(July 15, 2014 at 1:48 pm)SteveII Wrote: As you recommended, I am researching non-creationist articles and comparing them to the article I mentioned before. TOPIC: Orphaned Genes. ISSUE: 10-30% of all genes of all species can't be traced to other species. Where do they come from?
I found an article describing a study of orphaned genes by Tomislav Domazet-Loso and Diethard Tautz of the Institut für Genetik der Universität zu Köln, 50931 Köln, Germany. http://genome.cshlp.org/content/13/10/2213.full 10.1101/gr.1311003; Genome Res. 2003. 13: 2213-2219; Cold Spring Harbor Laboratory Press.
Near the end of the article, they have a section: There are three possible reasons why a gene can be an orphan gene.
1. The genes have newly evolved
2. The gene was an ancestrally shared gene but got lost in most evolutionary lineages.
3. The gene evolved so quickly that a similarity cannot be found in other species.
All three theories have problems. The conclusion starts with "The role of orphan genes in the evolutionary process remains enigmatic."
It seems to have been the prevailing theory that: "The probability that a functional protein would appear de novo by random association of amino acids is practically zero." Jacob, Francois. June 10 1977. Evolution and Tinkering. Science, New Series, Vol. 196, Issue 4295, pp. 1161-1166. (Nobel prize winning geneticist) until the mapping of the genome found these orphaned genes.
Here is my problem. They listed three possible reasons for orphaned genes--none of which was that the organisms did not share a common ancestor (which would fit ALL the facts). You said that there is no bias in science. Tell me why this is not bias?
Okay so I read your article and and a few others about orphaned genes while as was at it.
Orphaned genes are genes that do cannot be linked to other lineages based on gene sequencing or to put it another way, these genes provide a new protein coding sequence not found in previous lineages. They constitute about 10 to 20% of all organisms genes. But identifying is difficult because so often they turn out to be genes that really do have links further back in the genome.
Your question is why none of the hypotheses for how these genes occur considers that organisms don't share a common ancestry?

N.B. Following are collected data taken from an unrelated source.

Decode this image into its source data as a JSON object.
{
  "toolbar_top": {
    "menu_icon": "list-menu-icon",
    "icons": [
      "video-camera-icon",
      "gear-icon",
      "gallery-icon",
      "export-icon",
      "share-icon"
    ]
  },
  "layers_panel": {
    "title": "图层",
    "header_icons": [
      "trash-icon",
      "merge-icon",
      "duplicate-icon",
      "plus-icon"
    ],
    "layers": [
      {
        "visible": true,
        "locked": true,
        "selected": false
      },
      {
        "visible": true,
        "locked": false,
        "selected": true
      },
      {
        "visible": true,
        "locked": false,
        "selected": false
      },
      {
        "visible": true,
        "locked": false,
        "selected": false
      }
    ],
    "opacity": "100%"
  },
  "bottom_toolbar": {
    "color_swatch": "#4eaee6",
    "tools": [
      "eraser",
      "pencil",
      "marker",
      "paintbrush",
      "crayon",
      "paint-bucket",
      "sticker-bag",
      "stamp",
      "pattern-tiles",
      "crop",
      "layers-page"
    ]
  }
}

Well, since the other 80 to 90 percent of the genes are not orphan genes and do evidence a common ancestor and the physiology of animals as well as were those animals exist and existed geographically and through time also evidence evolution, orphan genes are not evidence evolution did not occur.
However, since these orphan genes are by definition not the result of inverted transcriptions, merged, or truncated genes, the question is how did these mutations occur? Not surprisingly none of the hypotheses suggested is "magic."
If, as you appear to be proposing god mutated them, how would you test that? The hypotheses suggested are testable.
If there is a god, I want to believe that there is a god. If there is not a god, I want to believe that there is no god.